Monday, September 9, 2013

Little Jim Didn’t Get His Dues – A Critical Examination of “A Christmas Fireside” by Grandfather Twain

Mark Twain parodies the Sunday School stories taught to little children in his story “A Christmas Fireside” and calls it “the story of a bad little boy that bore a charmed life.”  In his work he calls attention to a few myths about late 19th century society, namely that life is fair and that there is a karmic entity that doles out punishments to bad people and that the world works in black and white, good and bad. 

Twains sardonic tone is evident from the start he signs his story as Grandfather Twain, setting up a tone that mocks the “grandmotherly” source of many of the tales he is parodying.  In the story he talks about Jim and sets him in contrast to the “bad Jameses in the books.”  He describes Jim by what he is not and what he does not do or have.  Jim “didn’t have and sick mother …, terrible feeling didn’t come over him …, something didn’t seem to whisper to him, etc.”  Jim was in fact very strange, he didn’t line up at all with the bad boys named James in the Sunday School stories.   Throughout Jim’s life he escapes from the supposed karmic consequences of his actions; how he manages to escape “is a mystery” to Grandfather Twain. 

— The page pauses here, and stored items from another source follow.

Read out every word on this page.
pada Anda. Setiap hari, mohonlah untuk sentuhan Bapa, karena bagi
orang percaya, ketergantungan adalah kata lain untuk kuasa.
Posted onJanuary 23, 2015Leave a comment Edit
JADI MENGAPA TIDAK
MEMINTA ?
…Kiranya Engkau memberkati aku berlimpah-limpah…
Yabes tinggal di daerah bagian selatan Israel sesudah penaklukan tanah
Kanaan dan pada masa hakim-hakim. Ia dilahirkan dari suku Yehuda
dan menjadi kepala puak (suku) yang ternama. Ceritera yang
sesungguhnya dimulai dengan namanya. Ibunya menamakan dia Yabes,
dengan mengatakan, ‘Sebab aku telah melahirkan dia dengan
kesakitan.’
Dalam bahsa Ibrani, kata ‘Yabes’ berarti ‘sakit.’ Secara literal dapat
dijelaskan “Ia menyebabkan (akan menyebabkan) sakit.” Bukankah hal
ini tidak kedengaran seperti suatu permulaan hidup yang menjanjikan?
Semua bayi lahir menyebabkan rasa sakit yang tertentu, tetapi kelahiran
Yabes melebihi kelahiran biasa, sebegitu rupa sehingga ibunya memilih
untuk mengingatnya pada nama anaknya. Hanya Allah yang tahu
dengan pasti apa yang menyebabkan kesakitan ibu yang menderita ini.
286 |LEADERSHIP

The stark contrast between Jim and the hypothetical James highlights the myth of fairness and a universal entity responsible for punishment.  Jim does not get punished for what he does; in fact by the end of the story, after axing his family and becoming rich by cheating and “rascality” he becomes “universally respected, and belongs to the Legislature.”  Twain boils down Jim’s life, and everyone’s life, to streaks of luck.  The world is not inherently geared towards punishing the bad and rewarding the good. 

Twain highlights the problematic black and white, good and bad, reward and punishment binary thinking that existed in the Sunday School stories.   He creates a world that exists in reflection of the world he, and everyone, experiences: a world of grays.  In this world that he creates in his story thing reflect the complexities of the world.  His mocking and condescending tone illustrates the grays and seems to call the writers and story tellers that created the black and white world ridiculous and foolish for believing that the world can be broken down so simply, or at least teaching children that the world is such.  

Twain is cynical and sarcastic, as evidence through his writing.  “A Christmas Fireside” shows this well as it calls to question ideas and teachings that had been considered the “norm” for the late 19th century American culture.